Senior Advocate Kapil Sibal, appearing for Jafri, refuted the allegations against Setalvad, saying that “suddenly her character is being smudged”.
“If you stoke the fire, the pot will boil,” Sibal said. “If you keep stoking the fire, the pot will continue to boil. That’s what’s happening.”
Sibal pointed out that the Supreme Court had taken the “extraordinary step” of putting a stay on nine trial cases, though the government was insisting that “everything was okay”.
The advocate asked if everything was “hunky dory” in Gujarat, why the National Human Rights Commission of India had also sought transfer of trials.
“That’s how the appellant [Setalvad] became part of this, because she worked with NHRC, worked with amicus curiae, appeared in proceedings before this court,” he said. “The SIT never took objection”.

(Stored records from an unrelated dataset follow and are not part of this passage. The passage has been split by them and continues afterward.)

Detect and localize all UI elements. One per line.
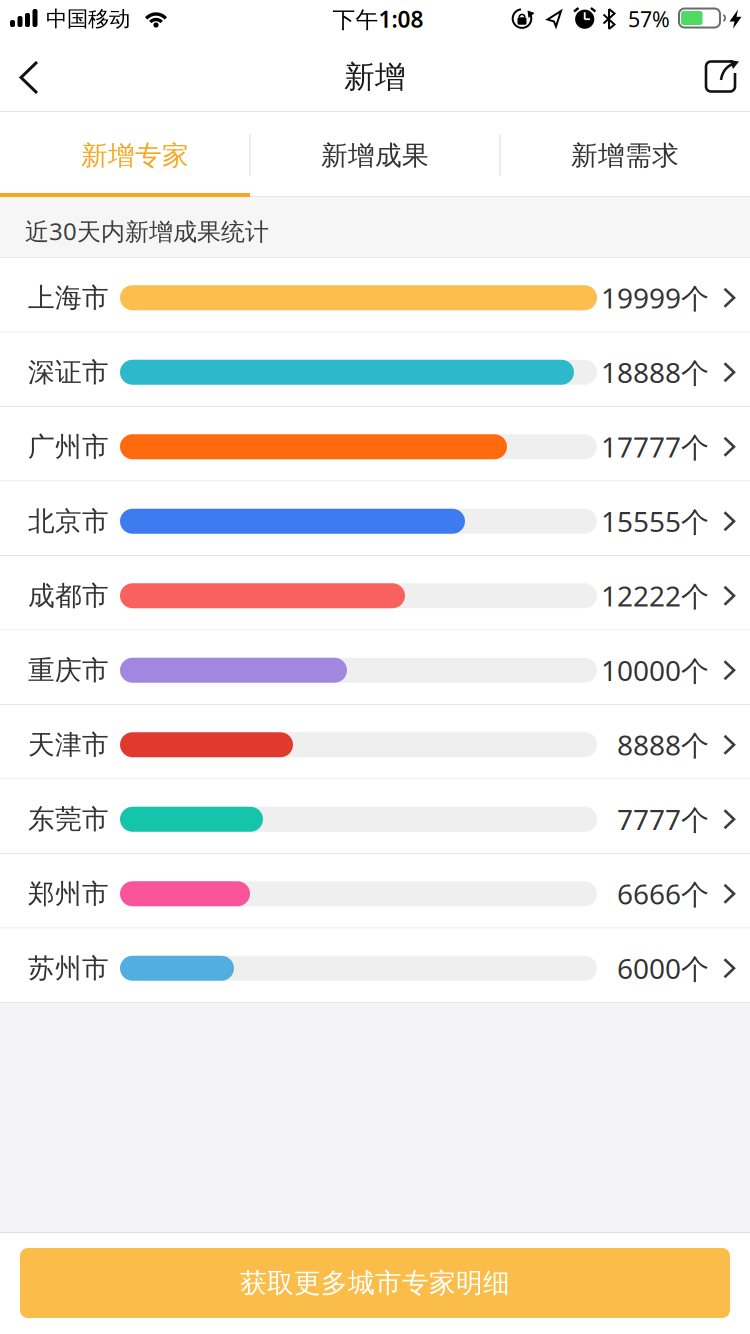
staticText: 上海市 [28, 281, 109, 314]
staticText: 新增专家 [81, 139, 189, 172]
staticText: 近30天内新增成果统计 [25, 215, 269, 247]
button[interactable]: 苏州市 [0, 928, 750, 1003]
button[interactable]: 新增专家 [0, 112, 250, 193]
staticText: 广州市 [28, 430, 109, 463]
staticText: 天津市 [28, 728, 109, 761]
staticText: 6666个 [617, 875, 709, 912]
staticText: 下午1:08 [332, 4, 424, 34]
button[interactable]: 分享 [685, 40, 750, 111]
staticText: 57% [628, 5, 670, 33]
staticText: 苏州市 [28, 952, 109, 985]
button[interactable]: 上海市 [0, 258, 750, 332]
staticText: 10000个 [601, 652, 709, 689]
staticText: 新增成果 [321, 139, 429, 172]
staticText: 新增需求 [571, 139, 679, 172]
button[interactable]: 东莞市 [0, 780, 750, 854]
staticText: 7777个 [617, 801, 709, 838]
button[interactable]: 重庆市 [0, 630, 750, 705]
staticText: 获取更多城市专家明细 [240, 1267, 510, 1299]
button[interactable]: 北京市 [0, 482, 750, 556]
staticText: 东莞市 [28, 803, 109, 836]
staticText: 6000个 [617, 950, 709, 987]
staticText: 8888个 [617, 726, 709, 763]
staticText: 中国移动 [46, 6, 130, 32]
staticText: 郑州市 [28, 877, 109, 910]
staticText: 19999个 [601, 279, 709, 316]
staticText: 深证市 [28, 356, 109, 389]
button[interactable]: 郑州市 [0, 854, 750, 928]
button[interactable]: 返回 [0, 40, 70, 111]
staticText: 18888个 [601, 354, 709, 391]
button[interactable]: 新增成果 [250, 112, 500, 193]
staticText: 12222个 [601, 577, 709, 614]
staticText: 重庆市 [28, 654, 109, 687]
staticText: 成都市 [28, 579, 109, 612]
staticText: 北京市 [28, 505, 109, 538]
button[interactable]: 天津市 [0, 705, 750, 780]
staticText: 15555个 [601, 503, 709, 540]
button[interactable]: 获取更多城市专家明细 [20, 1248, 730, 1318]
button[interactable]: 广州市 [0, 407, 750, 482]
staticText: 新增 [344, 58, 406, 96]
button[interactable]: 成都市 [0, 556, 750, 630]
button[interactable]: 深证市 [0, 332, 750, 407]
staticText: 17777个 [601, 428, 709, 465]
button[interactable]: 新增需求 [500, 112, 750, 193]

Sibal also argued that the findings of the commission of inquiry report were not admissible.
“They have been quoting para and verse from the commission of enquiry,” he said. “We were at least taught in law school that nothing can be done on reports of the commission of enquiry, findings are inadmissible because it is not a court.”
In earlier hearings, Jafri alleged that the special investigation team was involved with some of the accused in the riots case. She also alleged that the team had ignored crucial evidence and filed a closure report without conducting a proper investigation. She has demanded an inquiry against the team.
The special investigation team had submitted its closure report on February 8, 2012, saying there was no prosecutable evidence against accused persons, including Modi, in the riots cases.
In 2013, when Jafri had filed a petition opposing the closure report, the magistrate, who had received the report, upheld it and dismissed her petition.
She had then moved the Gujarat High Court. In 2017, the High Court upheld the magistrate’s decision and dismissed her plea.
Jafri then moved the Supreme Court, which said it would examine the closure report.